Sphaeroseius ecitophilus

Scientific classification
- Domain: Eukaryota
- Kingdom: Animalia
- Phylum: Arthropoda
- Subphylum: Chelicerata
- Class: Arachnida
- Order: Mesostigmata
- Family: Laelapidae
- Genus: Sphaeroseius
- Species: S. ecitophilus
- Binomial name: Sphaeroseius ecitophilus (Mello-Leitão, 1925)

= Sphaeroseius ecitophilus =

- Authority: (Mello-Leitão, 1925)

Species of mite

Sphaeroseius ecitophilus is a South American species of mite.

Cândido Firmino de Mello-Leitão established the spider family Brucharachnidae in 1925 for the newly discovered genus and species from Córdoba, Argentina, Brucharachne ecitophila, based on a (purportedly) female specimen. He thought it the most curious spider he had ever seen. The "Brucharachnidae" were thought to be related to the spider family Oonopidae.

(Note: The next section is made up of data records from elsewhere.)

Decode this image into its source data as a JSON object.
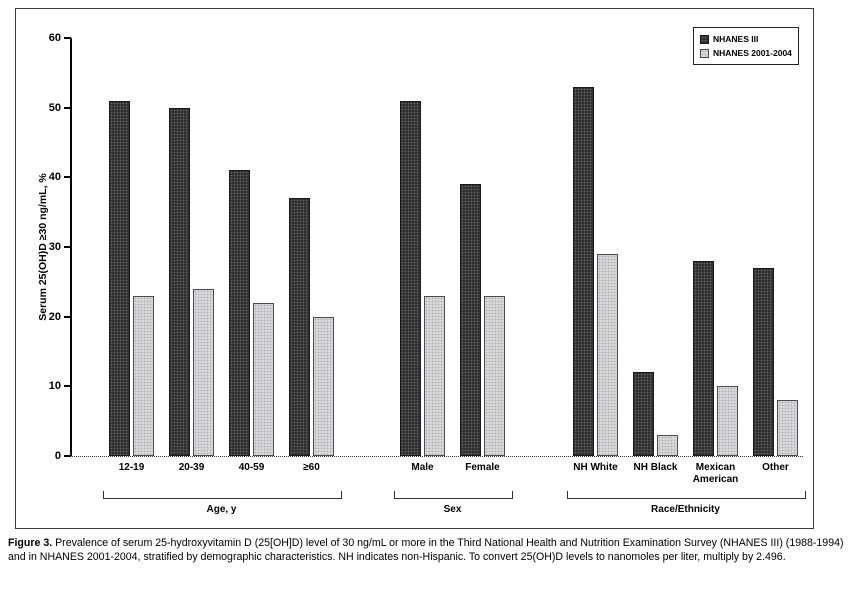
{
  "caption": {
    "label": "Figure 3.",
    "text": "Prevalence of serum 25-hydroxyvitamin D (25[OH]D) level of 30 ng/mL or more in the Third National Health and Nutrition Examination Survey (NHANES III) (1988-1994) and in NHANES 2001-2004, stratified by demographic characteristics. NH indicates non-Hispanic. To convert 25(OH)D levels to nanomoles per liter, multiply by 2.496."
  },
  "chart_data": {
    "type": "bar",
    "title": "",
    "xlabel": "",
    "ylabel": "Serum 25(OH)D ≥30 ng/mL, %",
    "ylim": [
      0,
      60
    ],
    "yticks": [
      0,
      10,
      20,
      30,
      40,
      50,
      60
    ],
    "grid": false,
    "legend_position": "top-right",
    "series": [
      {
        "name": "NHANES III",
        "color": "#2f2f2f"
      },
      {
        "name": "NHANES 2001-2004",
        "color": "#d9d9d9"
      }
    ],
    "sections": [
      {
        "label": "Age, y",
        "categories": [
          "12-19",
          "20-39",
          "40-59",
          "≥60"
        ],
        "series": [
          {
            "name": "NHANES III",
            "values": [
              51,
              50,
              41,
              37
            ]
          },
          {
            "name": "NHANES 2001-2004",
            "values": [
              23,
              24,
              22,
              20
            ]
          }
        ]
      },
      {
        "label": "Sex",
        "categories": [
          "Male",
          "Female"
        ],
        "series": [
          {
            "name": "NHANES III",
            "values": [
              51,
              39
            ]
          },
          {
            "name": "NHANES 2001-2004",
            "values": [
              23,
              23
            ]
          }
        ]
      },
      {
        "label": "Race/Ethnicity",
        "categories": [
          "NH White",
          "NH Black",
          "Mexican American",
          "Other"
        ],
        "series": [
          {
            "name": "NHANES III",
            "values": [
              53,
              12,
              28,
              27
            ]
          },
          {
            "name": "NHANES 2001-2004",
            "values": [
              29,
              3,
              10,
              8
            ]
          }
        ]
      }
    ]
  }
}
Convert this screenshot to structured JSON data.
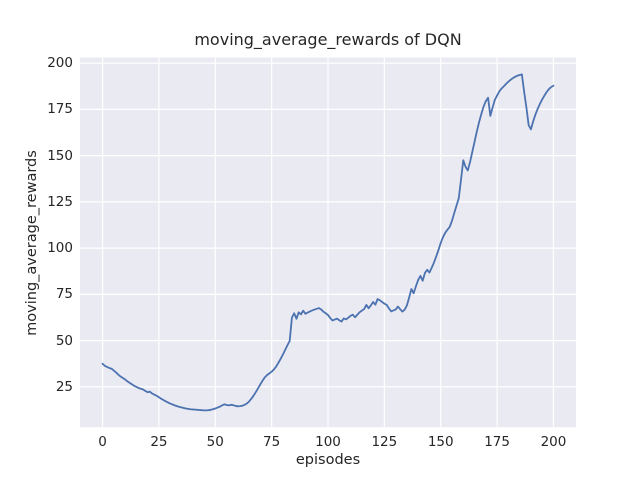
{
  "chart_data": {
    "type": "line",
    "title": "moving_average_rewards of DQN",
    "xlabel": "episodes",
    "ylabel": "moving_average_rewards",
    "xlim": [
      -10,
      210
    ],
    "ylim": [
      3.2,
      203
    ],
    "xticks": [
      0,
      25,
      50,
      75,
      100,
      125,
      150,
      175,
      200
    ],
    "yticks": [
      25,
      50,
      75,
      100,
      125,
      150,
      175,
      200
    ],
    "grid": true,
    "legend": false,
    "colors": {
      "line": "#4C72B0",
      "plot_background": "#EAEAF2",
      "grid": "#FFFFFF",
      "text": "#262626",
      "figure_background": "#FFFFFF"
    },
    "x": [
      0,
      1,
      2,
      3,
      4,
      5,
      6,
      7,
      8,
      9,
      10,
      11,
      12,
      13,
      14,
      15,
      16,
      17,
      18,
      19,
      20,
      21,
      22,
      23,
      24,
      25,
      26,
      27,
      28,
      29,
      30,
      31,
      32,
      33,
      34,
      35,
      36,
      37,
      38,
      39,
      40,
      41,
      42,
      43,
      44,
      45,
      46,
      47,
      48,
      49,
      50,
      51,
      52,
      53,
      54,
      55,
      56,
      57,
      58,
      59,
      60,
      61,
      62,
      63,
      64,
      65,
      66,
      67,
      68,
      69,
      70,
      71,
      72,
      73,
      74,
      75,
      76,
      77,
      78,
      79,
      80,
      81,
      82,
      83,
      84,
      85,
      86,
      87,
      88,
      89,
      90,
      91,
      92,
      93,
      94,
      95,
      96,
      97,
      98,
      99,
      100,
      101,
      102,
      103,
      104,
      105,
      106,
      107,
      108,
      109,
      110,
      111,
      112,
      113,
      114,
      115,
      116,
      117,
      118,
      119,
      120,
      121,
      122,
      123,
      124,
      125,
      126,
      127,
      128,
      129,
      130,
      131,
      132,
      133,
      134,
      135,
      136,
      137,
      138,
      139,
      140,
      141,
      142,
      143,
      144,
      145,
      146,
      147,
      148,
      149,
      150,
      151,
      152,
      153,
      154,
      155,
      156,
      157,
      158,
      159,
      160,
      161,
      162,
      163,
      164,
      165,
      166,
      167,
      168,
      169,
      170,
      171,
      172,
      173,
      174,
      175,
      176,
      177,
      178,
      179,
      180,
      181,
      182,
      183,
      184,
      185,
      186,
      187,
      188,
      189,
      190,
      191,
      192,
      193,
      194,
      195,
      196,
      197,
      198,
      199,
      200
    ],
    "series": [
      {
        "name": "moving_average_rewards",
        "values": [
          37.5,
          36.4,
          35.8,
          35.2,
          34.8,
          33.8,
          32.8,
          31.6,
          30.6,
          29.8,
          29.0,
          28.0,
          27.2,
          26.4,
          25.6,
          25.0,
          24.4,
          24.0,
          23.6,
          22.8,
          22.1,
          22.4,
          21.4,
          20.8,
          20.2,
          19.4,
          18.6,
          17.9,
          17.2,
          16.6,
          16.0,
          15.5,
          15.0,
          14.6,
          14.2,
          13.9,
          13.6,
          13.3,
          13.1,
          12.9,
          12.8,
          12.7,
          12.6,
          12.5,
          12.4,
          12.3,
          12.3,
          12.4,
          12.6,
          12.9,
          13.3,
          13.8,
          14.3,
          15.0,
          15.6,
          15.2,
          15.0,
          15.3,
          15.1,
          14.7,
          14.5,
          14.6,
          14.8,
          15.3,
          16.0,
          17.1,
          18.6,
          20.3,
          22.2,
          24.3,
          26.4,
          28.4,
          30.2,
          31.4,
          32.3,
          33.2,
          34.4,
          36.0,
          38.0,
          40.2,
          42.5,
          45.0,
          47.5,
          49.8,
          62.5,
          64.8,
          61.8,
          65.3,
          64.2,
          66.2,
          64.5,
          65.2,
          65.8,
          66.3,
          66.8,
          67.2,
          67.6,
          66.8,
          65.6,
          64.8,
          63.8,
          62.2,
          60.9,
          61.4,
          61.9,
          61.0,
          60.3,
          62.0,
          61.5,
          62.4,
          63.4,
          64.0,
          62.6,
          64.0,
          65.3,
          66.2,
          67.0,
          69.3,
          67.5,
          69.0,
          70.9,
          69.4,
          72.5,
          71.8,
          70.9,
          70.0,
          69.3,
          67.5,
          65.8,
          66.3,
          66.8,
          68.4,
          67.0,
          65.7,
          66.7,
          69.0,
          73.4,
          77.9,
          75.6,
          79.4,
          82.8,
          85.0,
          82.4,
          86.6,
          88.3,
          86.8,
          89.4,
          92.2,
          95.5,
          99.0,
          102.8,
          105.9,
          108.3,
          110.0,
          111.5,
          114.8,
          119.0,
          123.0,
          127.0,
          137.0,
          147.5,
          144.0,
          142.0,
          146.5,
          152.0,
          157.5,
          163.0,
          168.0,
          172.5,
          176.5,
          179.5,
          181.3,
          171.5,
          176.0,
          180.2,
          182.5,
          184.8,
          186.3,
          187.5,
          188.8,
          190.0,
          191.0,
          191.9,
          192.6,
          193.2,
          193.6,
          193.9,
          184.5,
          176.0,
          166.5,
          164.2,
          168.5,
          172.2,
          175.3,
          178.0,
          180.4,
          182.5,
          184.4,
          186.0,
          187.1,
          187.8
        ]
      }
    ]
  }
}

In 1995, Gerald W. Krantz and Norman I. Platnick re-examined the original specimen, and found it not to be a spider at all, but an extraordinary male mite that very much resembles a spider. He placed it under the existing myrmecophilous genus Sphaeroseius.

Mites of the genus Sphaeroseius have only been found in association with ecitonine army ants (Neivamyrmex, Labidus) in Brazil, Argentina, and possibly Costa Rica.

The species name ecitophilus means "Eciton-loving".